古里雅冰芯氧同位素地层学

OXYGEN ISOTOPE STRATIGRAPHY OF THE GULIYA ICE CORE

在冰芯研究中，氧同位素比率不仅是气温的一种代用指标，而且其变化又是冰芯年层划分的依据之一。本文着重阐述了青藏高原古里雅３０９ｍ冰芯中δ^(１８)Ｏ记录研究的一些结果。对于该冰芯上部１２０ｍ，根据δ^(１８)Ｏ等的季节变化特征可划分出２０００多个年层，这是该冰芯高分辨率气候环境记录恢复的基础。借助于放射性物质（３６ＣＩ）测年等手段，建立了该冰芯下部的时间标尺。据此恢复了０．１２５Ｍａ以来古里雅冰芯中１８Ｏ记录，将其与深海沉积中的氧同位素变化相比较，可划分出阶段 １，２，３，４和５，其中阶段５又可划分出 ５个业阶段，即ａ，ｂ，ｃ，ｄ和ｅ亚阶段。古里雅冰芯１８Ｏ记录的一个突出特征就是其升高和降低的幅度都很大，这反映了青藏高原对于气候变化的响应是极为敏感的。５ｅ时古里雅冰芯中δ^(１８)Ｏ所记录的升温幅度达５℃，高于全球平均升温值２～３℃。

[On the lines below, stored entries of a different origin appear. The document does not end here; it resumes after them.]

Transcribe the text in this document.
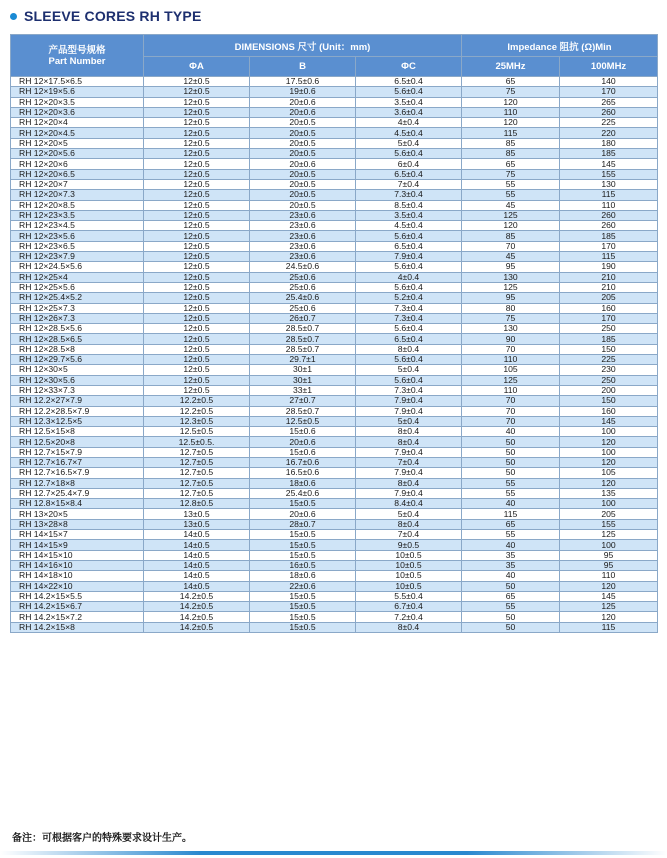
SLEEVE CORES RH TYPE
产品型号规格
Part Number	DIMENSIONS 尺寸 (Unit：mm)			Impedance 阻抗 (Ω)Min	
	ΦA	B	ΦC	25MHz	100MHz
RH 12×17.5×6.5	12±0.5	17.5±0.6	6.5±0.4	65	140
RH 12×19×5.6	12±0.5	19±0.6	5.6±0.4	75	170
RH 12×20×3.5	12±0.5	20±0.6	3.5±0.4	120	265
RH 12×20×3.6	12±0.5	20±0.6	3.6±0.4	110	260
RH 12×20×4	12±0.5	20±0.5	4±0.4	120	225
RH 12×20×4.5	12±0.5	20±0.5	4.5±0.4	115	220
RH 12×20×5	12±0.5	20±0.5	5±0.4	85	180
RH 12×20×5.6	12±0.5	20±0.5	5.6±0.4	85	185
RH 12×20×6	12±0.5	20±0.6	6±0.4	65	145
RH 12×20×6.5	12±0.5	20±0.5	6.5±0.4	75	155
RH 12×20×7	12±0.5	20±0.5	7±0.4	55	130
RH 12×20×7.3	12±0.5	20±0.5	7.3±0.4	55	115
RH 12×20×8.5	12±0.5	20±0.5	8.5±0.4	45	110
RH 12×23×3.5	12±0.5	23±0.6	3.5±0.4	125	260
RH 12×23×4.5	12±0.5	23±0.6	4.5±0.4	120	260
RH 12×23×5.6	12±0.5	23±0.6	5.6±0.4	85	185
RH 12×23×6.5	12±0.5	23±0.6	6.5±0.4	70	170
RH 12×23×7.9	12±0.5	23±0.6	7.9±0.4	45	115
RH 12×24.5×5.6	12±0.5	24.5±0.6	5.6±0.4	95	190
RH 12×25×4	12±0.5	25±0.6	4±0.4	130	210
RH 12×25×5.6	12±0.5	25±0.6	5.6±0.4	125	210
RH 12×25.4×5.2	12±0.5	25.4±0.6	5.2±0.4	95	205
RH 12×25×7.3	12±0.5	25±0.6	7.3±0.4	80	160
RH 12×26×7.3	12±0.5	26±0.7	7.3±0.4	75	170
RH 12×28.5×5.6	12±0.5	28.5±0.7	5.6±0.4	130	250
RH 12×28.5×6.5	12±0.5	28.5±0.7	6.5±0.4	90	185
RH 12×28.5×8	12±0.5	28.5±0.7	8±0.4	70	150
RH 12×29.7×5.6	12±0.5	29.7±1	5.6±0.4	110	225
RH 12×30×5	12±0.5	30±1	5±0.4	105	230
RH 12×30×5.6	12±0.5	30±1	5.6±0.4	125	250
RH 12×33×7.3	12±0.5	33±1	7.3±0.4	110	200
RH 12.2×27×7.9	12.2±0.5	27±0.7	7.9±0.4	70	150
RH 12.2×28.5×7.9	12.2±0.5	28.5±0.7	7.9±0.4	70	160
RH 12.3×12.5×5	12.3±0.5	12.5±0.5	5±0.4	70	145
RH 12.5×15×8	12.5±0.5	15±0.6	8±0.4	40	100
RH 12.5×20×8	12.5±0.5.	20±0.6	8±0.4	50	120
RH 12.7×15×7.9	12.7±0.5	15±0.6	7.9±0.4	50	100
RH 12.7×16.7×7	12.7±0.5	16.7±0.6	7±0.4	50	120
RH 12.7×16.5×7.9	12.7±0.5	16.5±0.6	7.9±0.4	50	105
RH 12.7×18×8	12.7±0.5	18±0.6	8±0.4	55	120
RH 12.7×25.4×7.9	12.7±0.5	25.4±0.6	7.9±0.4	55	135
RH 12.8×15×8.4	12.8±0.5	15±0.5	8.4±0.4	40	100
RH 13×20×5	13±0.5	20±0.6	5±0.4	115	205
RH 13×28×8	13±0.5	28±0.7	8±0.4	65	155
RH 14×15×7	14±0.5	15±0.5	7±0.4	55	125
RH 14×15×9	14±0.5	15±0.5	9±0.5	40	100
RH 14×15×10	14±0.5	15±0.5	10±0.5	35	95
RH 14×16×10	14±0.5	16±0.5	10±0.5	35	95
RH 14×18×10	14±0.5	18±0.6	10±0.5	40	110
RH 14×22×10	14±0.5	22±0.6	10±0.5	50	120
RH 14.2×15×5.5	14.2±0.5	15±0.5	5.5±0.4	65	145
RH 14.2×15×6.7	14.2±0.5	15±0.5	6.7±0.4	55	125
RH 14.2×15×7.2	14.2±0.5	15±0.5	7.2±0.4	50	120
RH 14.2×15×8	14.2±0.5	15±0.5	8±0.4	50	115
备注：可根据客户的特殊要求设计生产。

The Guliya 309m ice core is the only ice core with the longest length and time span from the middle and low latitudes. It was estimated that the bottom ice of the core formed about 0.76MaB.P. Many ways were used for the ice core dating. Based on the seasonal characteristics of snow and ice chemical compositions and physical features, especially 18O and visible dirty layer, more than 2000 annual snow / ice layers were counted for the upper 120m part of this core. This provided a basis for the reconstruction of the high resolution climatic and environmental records by the Guliya ice core. By means of measurements of radio isotope 36CI and other dating methods, the time scale of the lower part of this core was established. We have reconstructed the variations of 18O in the Guliya ice core since 0.125MaB. P. Comparison with the oxygen isotope records in the deep sea sediment the marine oxygen isotope stages l, 2, 3, 4 and 5 could be discerned in the recent 0.125Ma record of 18O in the Guliya ice core. Furthermore the stage 5 in the Guliya ice core record could be divided into five substages, i.e. 5a, 5b, 5c, 5d and 5e. A remarkable feature of 18O in the Guliya ice core is that the amplitude of its variations is very large, which reflects that the Tibetan Plateau is the most sensitive region to global climatic change. During the time period of 5e, 18O in the Guliya ice core revealed that the temperature was about 5℃ higher than now, which exceeded the global average temperature increase magnitude by 2--3℃. The coming of the last glacial stage is quite abrupt. During the 3000a from substage 5a to stage 4, 18O decreased 7.5‰, corresponding to a temperature decrease of 12℃. In contrast with 18O in Greenland ice core, the amplitude of 18O variations recorded in the Guliya ice core is larger. This may reflect a fact that the Tibetan Plateau where the Guliya ice core is extracted is more sensitive to climate change than that of Greenland. The mechanism is that the cold climate results in thicker, larger and longer--lasted snow cover on the Tibetan Plateau, which can intensify the cooling further. As a result, the cooling magnitude has been amplified. Whereas in Greenland, the surfaces is covered by snow and ice all the times, and therefore, the climate change is less likely being amplified.